よく考えながら読まないと、何を言わんとしているのか分からないところが多くあるが、まあ、マネジャー向けの本なので、「少しは考えろ!」っていう著者からのメッセージなんだろう。
近いうちに記事を書きます。お楽しみに!
つぎ、久しぶりにヤン・カールソンの「真実の瞬間」を読んだ。仕事のため。この本、最初に読んだのは、神戸大学の大学院でサービスマーケティングの講義の教材。もう10年以上前だが、そのあと、何度読んだか分からない。何度、読んでもインスパイアされる。今日も、ちょっとしたひらめきがあった。
ヤン・カールソン(堤猶二訳)「真実の瞬間―SAS(スカンジナビア航空)のサービス戦略はなぜ成功したか」、ダイヤモンド社(1990)
色あせないどころか、世の中はヤン・カールソンの実践に向かっている。にも関わらず、単純なことなのにできない。(サービス)イノベーションというのはそういうものかもしれない。
ひらめきといえば、昨晩、茂木先生の
茂木健一郎「ひらめきの導火線」、PHP社(2008)
を読んだ。トヨタとノーベル賞を結びつけて考えるって、相当な編集能力だ。茂木先生の本は、没頭してしまうとあまり面白くない。構想を味わいながら読むと面白い。この本は、その典型だろう。
まだ、続く。こちらも仕事ネタだが、中川邦夫さんの問題解決本「全体観」の上下を一挙に呼んだ。高い本なので、気にしつつも、今まで手を出していなかった本。この人は一体どういう頭の構造をしているのだろう。これに尽きる。すごい!

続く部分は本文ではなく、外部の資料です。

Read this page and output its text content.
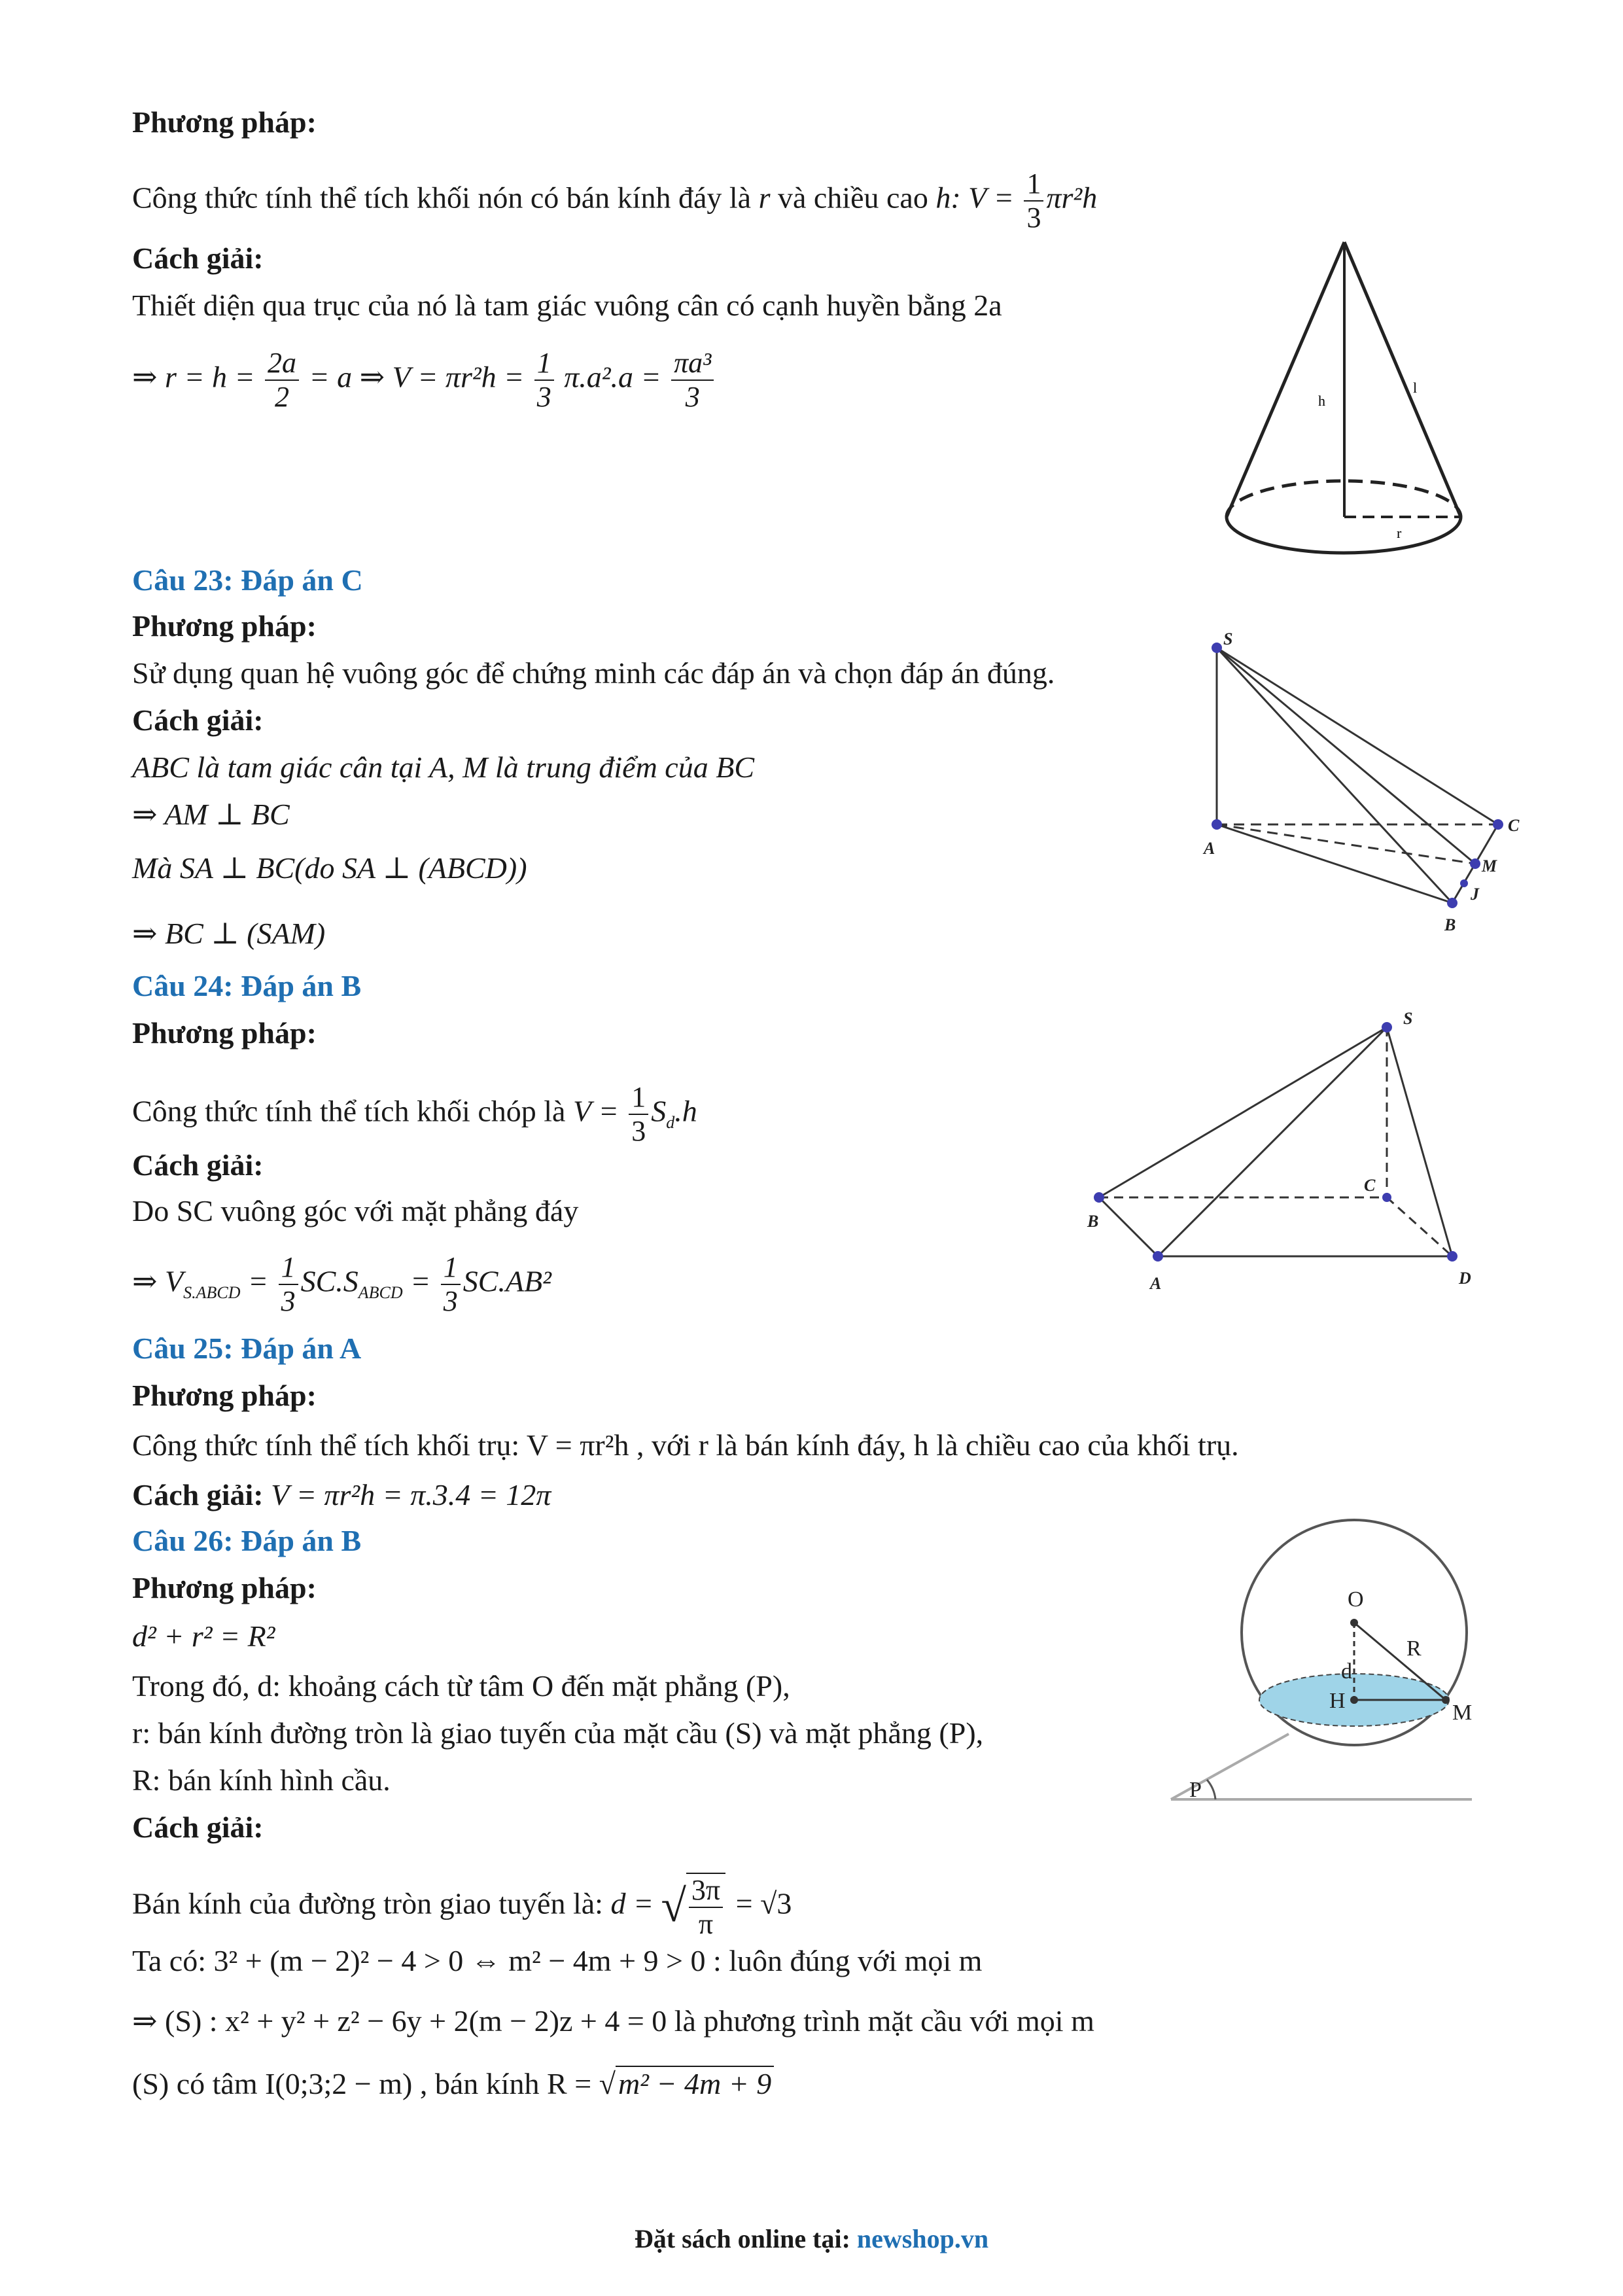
Phương pháp:
Công thức tính thể tích khối nón có bán kính đáy là r và chiều cao h: $V = \frac{1}{3} \pi r^2h$
Cách giải:
Thiết diện qua trục của nó là tam giác vuông cân có cạnh huyền bằng 2a
⇒ $r = h = \frac{2a}{2} = a$ ⇒ $V = \pi r^2h = \frac{1}{3} \pi.a^2.a = \frac{\text{πa³}}{3}$	h
l
r
Câu 23: Đáp án C
Phương pháp:
Sử dụng quan hệ vuông góc để chứng minh các đáp án và chọn đáp án đúng.
Cách giải:
ABC là tam giác cân tại A, M là trung điểm của BC
⇒ AM ⊥ BC
Mà SA ⊥ BC(do SA ⊥ (ABCD))
⇒ BC ⊥ (SAM)
S
A
C
B
M
J
Câu 24: Đáp án B
Phương pháp:
Công thức tính thể tích khối chóp là $V = \frac{1}{3} S_d.h$
Cách giải:
Do SC vuông góc với mặt phẳng đáy
⇒ $V_{S.ABCD} = \frac{1}{3} SC.S_{ABCD} = \frac{1}{3} SC.AB^2$
S
B
A	D
C
Câu 25: Đáp án A
Phương pháp:
Công thức tính thể tích khối trụ: V = πr²h , với r là bán kính đáy, h là chiều cao của khối trụ.
Cách giải: V = πr²h = π.3.4 = 12π
Câu 26: Đáp án B
Phương pháp:
d² + r² = R²
Trong đó, d: khoảng cách từ tâm O đến mặt phẳng (P),
r: bán kính đường tròn là giao tuyến của mặt cầu (S) và mặt phẳng (P),
R: bán kính hình cầu.
Cách giải:
Bán kính của đường tròn giao tuyến là: d = √ $\frac{3\pi}{\pi} = √3$
Ta có: 3² + (m − 2)² − 4 > 0 ⇔ m² − 4m + 9 > 0 : luôn đúng với mọi m
⇒ (S) : x² + y² + z² − 6y + 2(m − 2)z + 4 = 0 là phương trình mặt cầu với mọi m
(S) có tâm I(0;3;2 − m) , bán kính R = √m² − 4m + 9
O
R
d
H	M
P
Đặt sách online tại: newshop.vn
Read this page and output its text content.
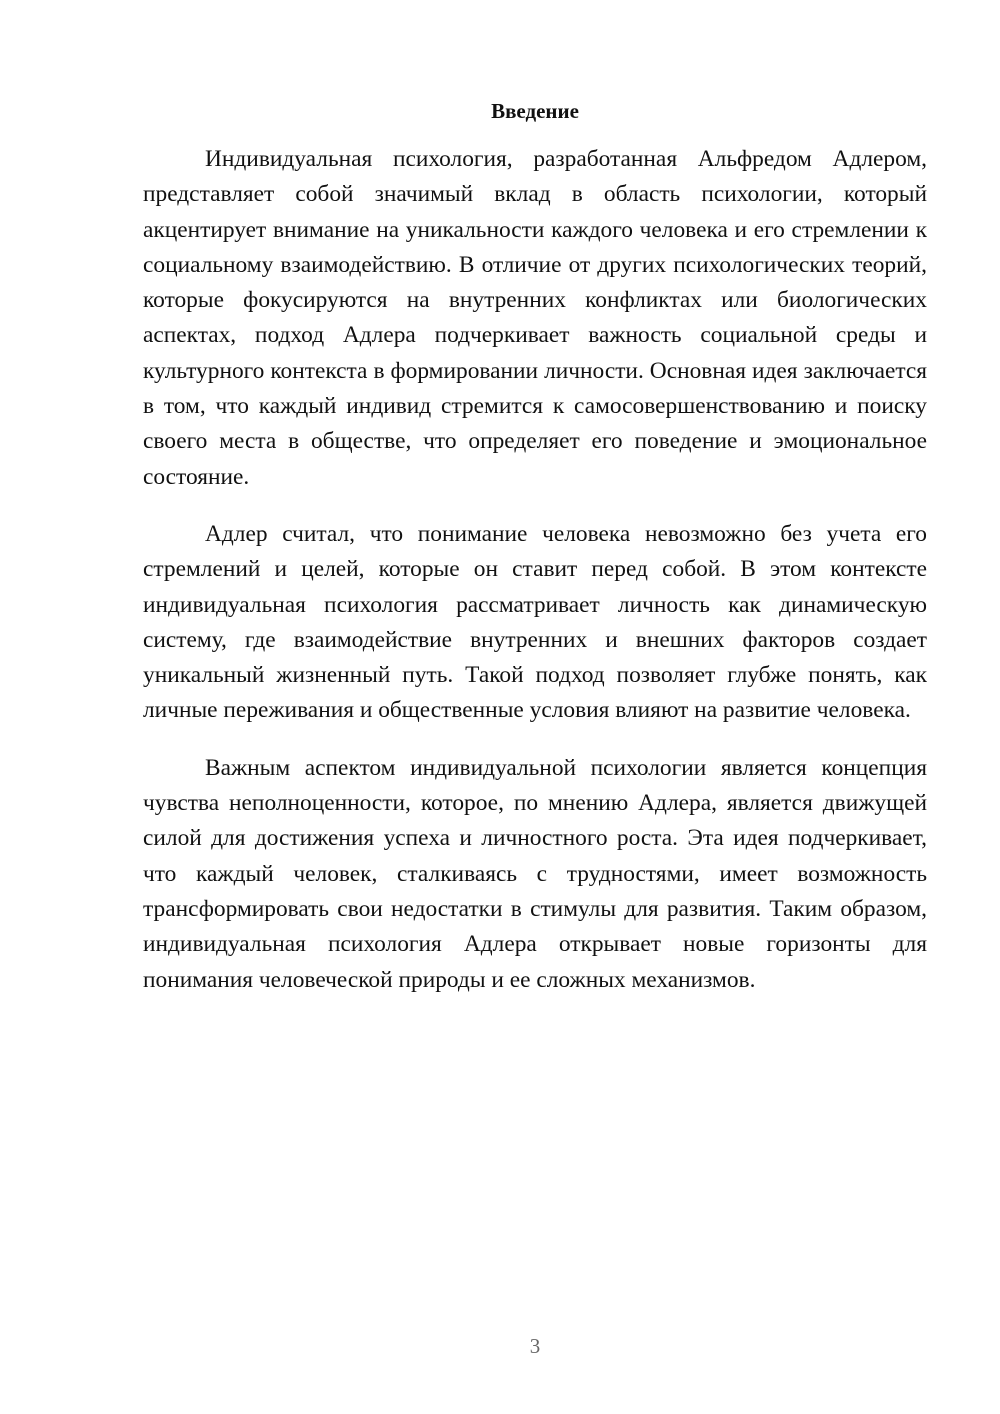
Введение

Индивидуальная психология, разработанная Альфредом Адлером, представляет собой значимый вклад в область психологии, который акцентирует внимание на уникальности каждого человека и его стремлении к социальному взаимодействию. В отличие от других психологических теорий, которые фокусируются на внутренних конфликтах или биологических аспектах, подход Адлера подчеркивает важность социальной среды и культурного контекста в формировании личности. Основная идея заключается в том, что каждый индивид стремится к самосовершенствованию и поиску своего места в обществе, что определяет его поведение и эмоциональное состояние.

Адлер считал, что понимание человека невозможно без учета его стремлений и целей, которые он ставит перед собой. В этом контексте индивидуальная психология рассматривает личность как динамическую систему, где взаимодействие внутренних и внешних факторов создает уникальный жизненный путь. Такой подход позволяет глубже понять, как личные переживания и общественные условия влияют на развитие человека.

Важным аспектом индивидуальной психологии является концепция чувства неполноценности, которое, по мнению Адлера, является движущей силой для достижения успеха и личностного роста. Эта идея подчеркивает, что каждый человек, сталкиваясь с трудностями, имеет возможность трансформировать свои недостатки в стимулы для развития. Таким образом, индивидуальная психология Адлера открывает новые горизонты для понимания человеческой природы и ее сложных механизмов.

3
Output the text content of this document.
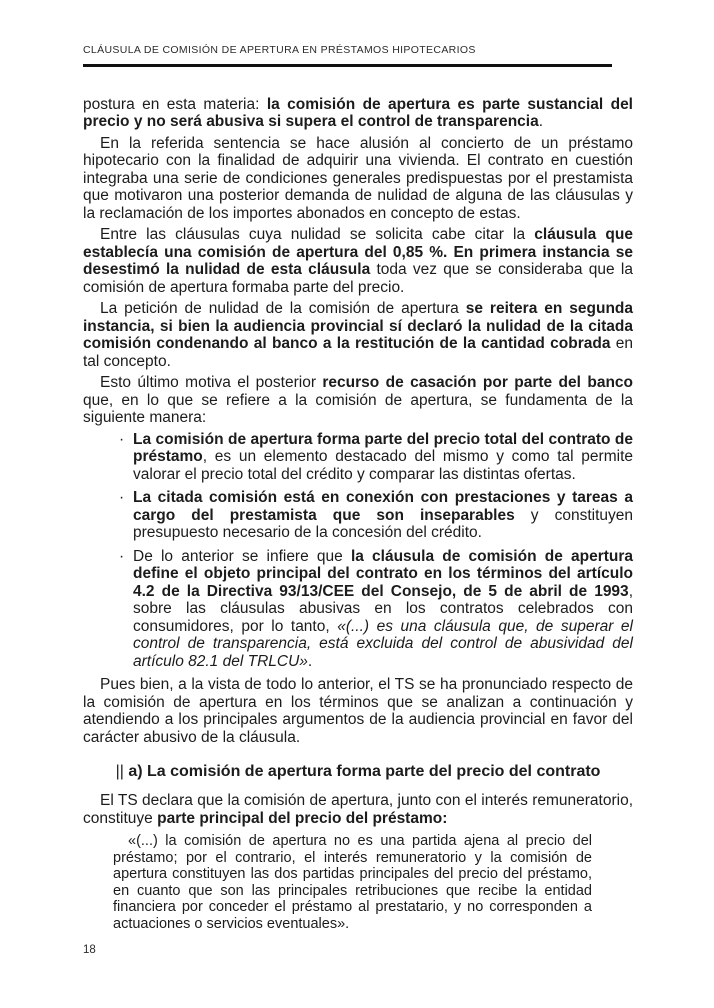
CLÁUSULA DE COMISIÓN DE APERTURA EN PRÉSTAMOS HIPOTECARIOS

postura en esta materia: la comisión de apertura es parte sustancial del precio y no será abusiva si supera el control de transparencia.

En la referida sentencia se hace alusión al concierto de un préstamo hipotecario con la finalidad de adquirir una vivienda. El contrato en cuestión integraba una serie de condiciones generales predispuestas por el prestamista que motivaron una posterior demanda de nulidad de alguna de las cláusulas y la reclamación de los importes abonados en concepto de estas.

Entre las cláusulas cuya nulidad se solicita cabe citar la cláusula que establecía una comisión de apertura del 0,85 %. En primera instancia se desestimó la nulidad de esta cláusula toda vez que se consideraba que la comisión de apertura formaba parte del precio.

La petición de nulidad de la comisión de apertura se reitera en segunda instancia, si bien la audiencia provincial sí declaró la nulidad de la citada comisión condenando al banco a la restitución de la cantidad cobrada en tal concepto.

Esto último motiva el posterior recurso de casación por parte del banco que, en lo que se refiere a la comisión de apertura, se fundamenta de la siguiente manera:

· La comisión de apertura forma parte del precio total del contrato de préstamo, es un elemento destacado del mismo y como tal permite valorar el precio total del crédito y comparar las distintas ofertas.
· La citada comisión está en conexión con prestaciones y tareas a cargo del prestamista que son inseparables y constituyen presupuesto necesario de la concesión del crédito.
· De lo anterior se infiere que la cláusula de comisión de apertura define el objeto principal del contrato en los términos del artículo 4.2 de la Directiva 93/13/CEE del Consejo, de 5 de abril de 1993, sobre las cláusulas abusivas en los contratos celebrados con consumidores, por lo tanto, «(...) es una cláusula que, de superar el control de transparencia, está excluida del control de abusividad del artículo 82.1 del TRLCU».

Pues bien, a la vista de todo lo anterior, el TS se ha pronunciado respecto de la comisión de apertura en los términos que se analizan a continuación y atendiendo a los principales argumentos de la audiencia provincial en favor del carácter abusivo de la cláusula.

|| a) La comisión de apertura forma parte del precio del contrato

El TS declara que la comisión de apertura, junto con el interés remuneratorio, constituye parte principal del precio del préstamo:

«(...) la comisión de apertura no es una partida ajena al precio del préstamo; por el contrario, el interés remuneratorio y la comisión de apertura constituyen las dos partidas principales del precio del préstamo, en cuanto que son las principales retribuciones que recibe la entidad financiera por conceder el préstamo al prestatario, y no corresponden a actuaciones o servicios eventuales».
18
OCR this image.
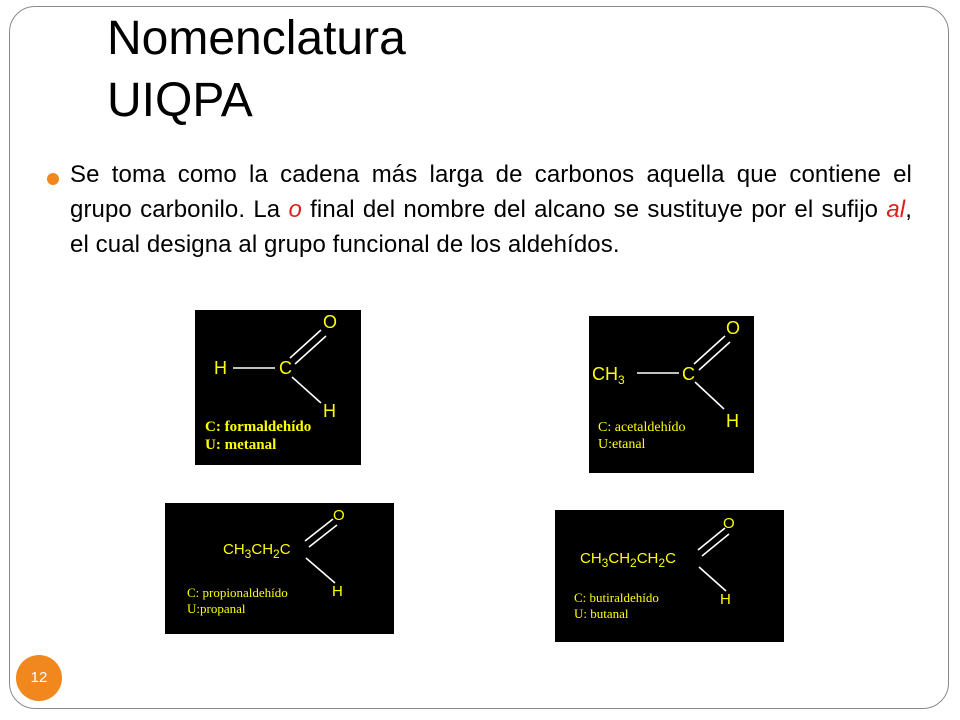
Nomenclatura
UIQPA
Se toma como la cadena más larga de carbonos aquella que contiene el grupo carbonilo. La o final del nombre del alcano se sustituye por el sufijo al, el cual designa al grupo funcional de los aldehídos.
O
H	C
H
C: formaldehído
U: metanal
O
$CH_3$	C
H
C: acetaldehído
U:etanal
O
$CH_3CH_2C$
H
C: propionaldehído
U:propanal
O
$CH_3CH_2CH_2C$
H
C: butiraldehído
U: butanal
12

問題解決本が乱刊されているので、一度、僕なりの整理の記事を書こうと思うが、僕のナンバー1は
佐藤 允一「新版 図解・問題解決入門―問題の見つけ方と手の打ち方」、ダイヤモンド社(2003)
である。この本は新装版で、もともとは1884年に出版された
佐藤 允一「問題構造学入門―知恵の方法を考える」、ダイヤモンド社(1984)
なので、25年前に出版された本。
何が気に入っているかというと、現代的な問題解決本は、考えるパターン、つまり、ソリューションを与えようとしている。言い換えれば、考えない問題解決を究極の姿としている。この本は、考えるための規範を与えている点。まあ、今のご時勢では売れないと思うが、この本で問題解決のコツをつかんだ人は強いと思う。
中川さんの本も、ひょっとすると佐藤さんの本に近い存在になるかもしれない。
中川 邦夫(コンテンツ・ファクトリー編、中川学イラスト)「問題解決の全体観 上巻 ハード思考編」、コンテンツ・ファクトリー(2008)
中川 邦夫(コンテンツ・ファクトリー編、中川学イラスト)「問題解決の全体観 上巻 ソフト思考編」、コンテンツ・ファクトリー(2008)
土曜日の夜につれずれなるままに、綴ったが、今日の日記はここまで。